Dasatinib may induce apoptosis through mitochondria-dependent and death receptor-dependent apoptotic pathways. Dasatinib suppresses cancer cell growth by inhibiting proliferation through the promotion of caspase-dependent apoptosis. Caspases are cytoplasmic aspartate-specific cysteine proteases, and it plays an important role in apoptosis [13]. The death receptor-dependent apoptotic pathway is triggered at the cell surface and requires activation of caspase-8, whereas the mitochondrion-dependent pathway is initiated by the release of mitochondrial cytochrome c into the cytoplasm and requires activation of caspase-9. Subsequently, caspase-8 or -9 can activate caspase-3, which in turn targets and degrades specific and vital cellular proteins, ultimately resulting in nuclear DNA degradation and apoptotic cell death [14]. It is obvious that activation of caspases is central to the execution of apoptosis [15]. Bcl-2, an inhibitor of the mitochondrial apoptosis pathway, exerts its action by blocking proapoptotic counterparts, which in turn prevents the release of cytochrome c and the activation of caspases [16]. Bax is a death promoter, which is neutralized by heterodimerization with Bcl-2. Bax translocates into the outer mitochondrial membrane followed by leakage of cytochrome c from the mitochondria into the cytosol [17]. Caspase-9 and caspase-3 are activated sequentially, and this event then leads to the breakdown of chromosomal DNA. There is a significant possibility that Dasatinib-mediated anti-apoptosis of Hep-2 cells is the result of regulation of Bcl-2 and Bax. Hence, identification of the target compounds is necessary. We found a negative correlation between Bcl-2 expression and Dasatinib-induced apoptosis.

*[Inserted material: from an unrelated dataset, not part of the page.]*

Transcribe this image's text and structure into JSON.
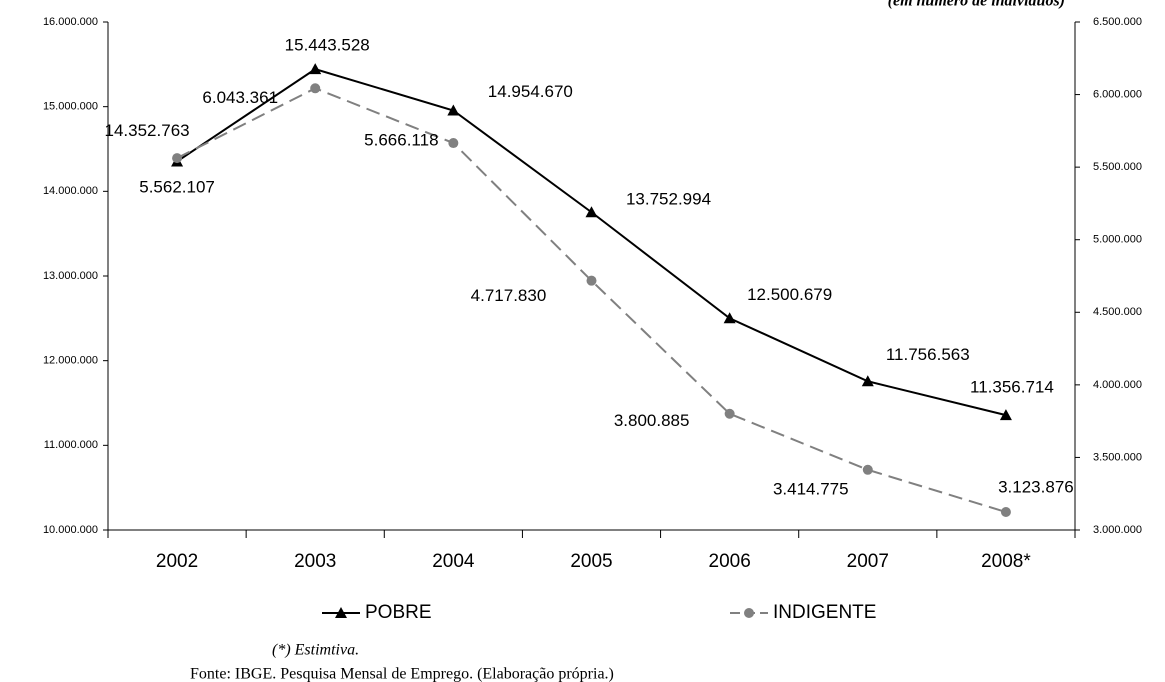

In the evaluation of the efficacy of Dasatinib in vivo, drug treatment in the nude mouse model utilizing Hep-2 cells produced a significant reduction in tumor burden. The Dasatinib-induced reduction in tumor weight was comparable to that produced by the conventional chemotherapeutic agent DDP. In this study, DDP and Dasatinib were combined to enhance antitumor activities. This new prescription (DDP + Dasatinib) was better than DDP alone in terms of therapeutic efficacy. Complexities of cell signaling in advanced cancer including recurrent HNSCC may result in the activation of feedback mechanisms. Therefore, the combination of molecular targeted therapy is a rational approach. We found that Dasatinib can enhance the effect of Cisplatin providing the basis for combination of Dasatinib with Cisplatin to treat HNSCC. A pharmacodynamic study shows that Src activity is inhibited by Dasatinib (at a dosage of 100 mg/day) rapidly, but recovered within 6–12 h [18]. Because Dasatinib 100 mg/day is well-tolerated, dose escalation is a possible strategy to overcome the recovery of Src activity.

The antitumor activity against Hep-2 cells mediated via Dasatinib was due to the induction of cell cycle arrest as well as apoptosis. The possible mechanisms underlying the action might be attributed to the suppression of Src phosphorylation relevant to the regulation of cell cycle and apoptosis. Dasatinib + DDP are more effective in inhibiting the growth of Hep-2 cells than either agent alone.